Neutral Red Uptake, Cellular Growth and Lysosomal Function: In Vitro Effects of 24 Metals

Abstract

Specific toxic interference in lysosomal activity was evaluated by the relative uptake of neutral red by lysosomes. In this adaptation of the standard neutral red cytotoxicity assay, the results are expressed relative to cell culture protein content to avoid misinterpretation due to the influence on cell proliferation of the chemicals tested. Neuro-2a mouse neuroblastoma cells were exposed in vitro to 24 metal compounds and the lysosomal activity was quantified. Five different patterns of alterations were identified.
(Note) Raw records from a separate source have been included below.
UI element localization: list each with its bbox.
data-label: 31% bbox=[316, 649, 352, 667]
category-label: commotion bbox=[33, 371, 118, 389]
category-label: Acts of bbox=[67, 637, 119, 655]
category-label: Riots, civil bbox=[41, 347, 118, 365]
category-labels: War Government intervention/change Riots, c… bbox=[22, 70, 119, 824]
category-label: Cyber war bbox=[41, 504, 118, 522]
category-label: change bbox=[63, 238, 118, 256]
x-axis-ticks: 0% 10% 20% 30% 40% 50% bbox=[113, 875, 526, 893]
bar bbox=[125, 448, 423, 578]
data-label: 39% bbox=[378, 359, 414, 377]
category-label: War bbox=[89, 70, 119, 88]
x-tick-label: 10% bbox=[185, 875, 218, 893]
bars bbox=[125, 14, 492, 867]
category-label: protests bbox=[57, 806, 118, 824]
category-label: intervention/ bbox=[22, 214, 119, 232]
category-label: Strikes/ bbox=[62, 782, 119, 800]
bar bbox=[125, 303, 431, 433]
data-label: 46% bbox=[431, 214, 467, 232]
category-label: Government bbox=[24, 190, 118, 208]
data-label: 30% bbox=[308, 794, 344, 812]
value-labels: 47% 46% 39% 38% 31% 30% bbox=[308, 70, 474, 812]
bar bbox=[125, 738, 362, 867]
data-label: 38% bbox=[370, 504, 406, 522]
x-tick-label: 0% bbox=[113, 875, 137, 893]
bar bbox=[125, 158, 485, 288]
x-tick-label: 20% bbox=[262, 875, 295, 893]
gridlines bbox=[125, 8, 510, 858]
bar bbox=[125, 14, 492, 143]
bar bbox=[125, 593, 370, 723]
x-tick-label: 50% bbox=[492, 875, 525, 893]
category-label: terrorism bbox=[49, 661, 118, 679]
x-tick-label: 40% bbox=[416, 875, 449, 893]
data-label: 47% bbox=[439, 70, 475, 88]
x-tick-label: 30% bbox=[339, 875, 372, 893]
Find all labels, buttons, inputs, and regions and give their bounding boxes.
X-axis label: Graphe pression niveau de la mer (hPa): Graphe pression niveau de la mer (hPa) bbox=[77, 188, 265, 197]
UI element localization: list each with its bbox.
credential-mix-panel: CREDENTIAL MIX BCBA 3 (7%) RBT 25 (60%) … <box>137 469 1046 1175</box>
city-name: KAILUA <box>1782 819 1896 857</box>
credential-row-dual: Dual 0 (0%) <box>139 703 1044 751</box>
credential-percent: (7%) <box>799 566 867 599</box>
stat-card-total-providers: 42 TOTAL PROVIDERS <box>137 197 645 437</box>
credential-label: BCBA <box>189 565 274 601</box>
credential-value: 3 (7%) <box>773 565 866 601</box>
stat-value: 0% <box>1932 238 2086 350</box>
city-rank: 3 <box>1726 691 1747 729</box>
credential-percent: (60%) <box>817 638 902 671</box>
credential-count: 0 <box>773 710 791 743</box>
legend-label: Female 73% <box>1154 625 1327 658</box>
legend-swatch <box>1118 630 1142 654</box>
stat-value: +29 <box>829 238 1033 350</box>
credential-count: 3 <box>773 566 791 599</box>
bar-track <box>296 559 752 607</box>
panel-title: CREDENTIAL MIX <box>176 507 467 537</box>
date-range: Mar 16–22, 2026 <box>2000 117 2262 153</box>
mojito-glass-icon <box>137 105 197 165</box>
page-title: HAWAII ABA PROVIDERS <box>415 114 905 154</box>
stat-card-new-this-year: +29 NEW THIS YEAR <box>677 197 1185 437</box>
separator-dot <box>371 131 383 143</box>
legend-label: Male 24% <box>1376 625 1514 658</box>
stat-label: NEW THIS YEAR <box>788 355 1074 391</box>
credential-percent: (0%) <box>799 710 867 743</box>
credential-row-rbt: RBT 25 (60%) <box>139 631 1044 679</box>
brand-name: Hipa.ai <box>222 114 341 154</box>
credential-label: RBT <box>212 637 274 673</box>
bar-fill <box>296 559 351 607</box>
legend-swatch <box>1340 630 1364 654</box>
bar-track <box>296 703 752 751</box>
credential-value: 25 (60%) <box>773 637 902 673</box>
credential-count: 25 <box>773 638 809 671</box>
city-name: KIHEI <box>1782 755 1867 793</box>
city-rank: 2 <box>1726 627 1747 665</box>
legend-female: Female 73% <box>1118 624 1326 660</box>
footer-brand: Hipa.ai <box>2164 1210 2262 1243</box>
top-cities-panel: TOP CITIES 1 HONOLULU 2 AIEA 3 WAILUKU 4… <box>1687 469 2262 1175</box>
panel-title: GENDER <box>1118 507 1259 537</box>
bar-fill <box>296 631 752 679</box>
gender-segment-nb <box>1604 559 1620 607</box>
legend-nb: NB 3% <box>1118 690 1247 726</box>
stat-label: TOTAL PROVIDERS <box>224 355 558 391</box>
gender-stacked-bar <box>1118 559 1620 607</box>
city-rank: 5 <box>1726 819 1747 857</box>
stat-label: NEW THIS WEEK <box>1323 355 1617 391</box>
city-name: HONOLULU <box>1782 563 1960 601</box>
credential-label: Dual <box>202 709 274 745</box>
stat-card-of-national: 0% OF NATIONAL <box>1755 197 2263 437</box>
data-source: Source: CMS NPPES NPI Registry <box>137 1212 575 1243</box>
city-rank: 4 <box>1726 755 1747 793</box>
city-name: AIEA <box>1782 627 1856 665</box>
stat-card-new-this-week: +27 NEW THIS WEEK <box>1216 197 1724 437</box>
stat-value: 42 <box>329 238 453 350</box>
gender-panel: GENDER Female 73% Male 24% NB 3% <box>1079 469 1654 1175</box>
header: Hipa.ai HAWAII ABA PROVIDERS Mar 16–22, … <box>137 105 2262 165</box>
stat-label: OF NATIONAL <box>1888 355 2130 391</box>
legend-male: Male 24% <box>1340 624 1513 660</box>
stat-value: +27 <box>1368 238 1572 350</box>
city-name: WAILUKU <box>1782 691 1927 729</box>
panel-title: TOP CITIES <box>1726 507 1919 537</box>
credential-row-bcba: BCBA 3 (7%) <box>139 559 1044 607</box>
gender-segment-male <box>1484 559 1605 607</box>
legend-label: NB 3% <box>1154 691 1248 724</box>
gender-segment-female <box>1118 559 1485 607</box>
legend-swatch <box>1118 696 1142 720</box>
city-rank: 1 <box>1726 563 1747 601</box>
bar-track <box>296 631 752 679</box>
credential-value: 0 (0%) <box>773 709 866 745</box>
Group A (ZnCl₂, NaAsO_2, Na2HAsO₄, CdCl₂, SnCl₂, HgCl₂, HgCH₃Cl and TlCOOCH₃) produced an inhibition of the relative uptake of the dye, in marked contrast to the greater inhibition shown by the neutral red uptake assay. Group B (MgCl₂, A1C1₃, KMnO₄₎ NiCl₂, BaCl₂ and Pb[NO₃]2) showed less inhibition with strong parallelism with the neutral red assay. In Group C (CrCl₃, Na₂Cr₂O₇, FeCl₃, CoCl₂, CuCl₂ and Sn[C₂H₅]₄), low-dose stimulation, and inhibition at higher concentrations were found. Group D (LiCl and CrCl₂) stimulated uptake, and Group E (MnCl₂ and Sr[NO₃]₂) produced no significant modifications. The relative uptake of neutral red can be a convenient tool for the study of specific toxic alterations of lysosomes.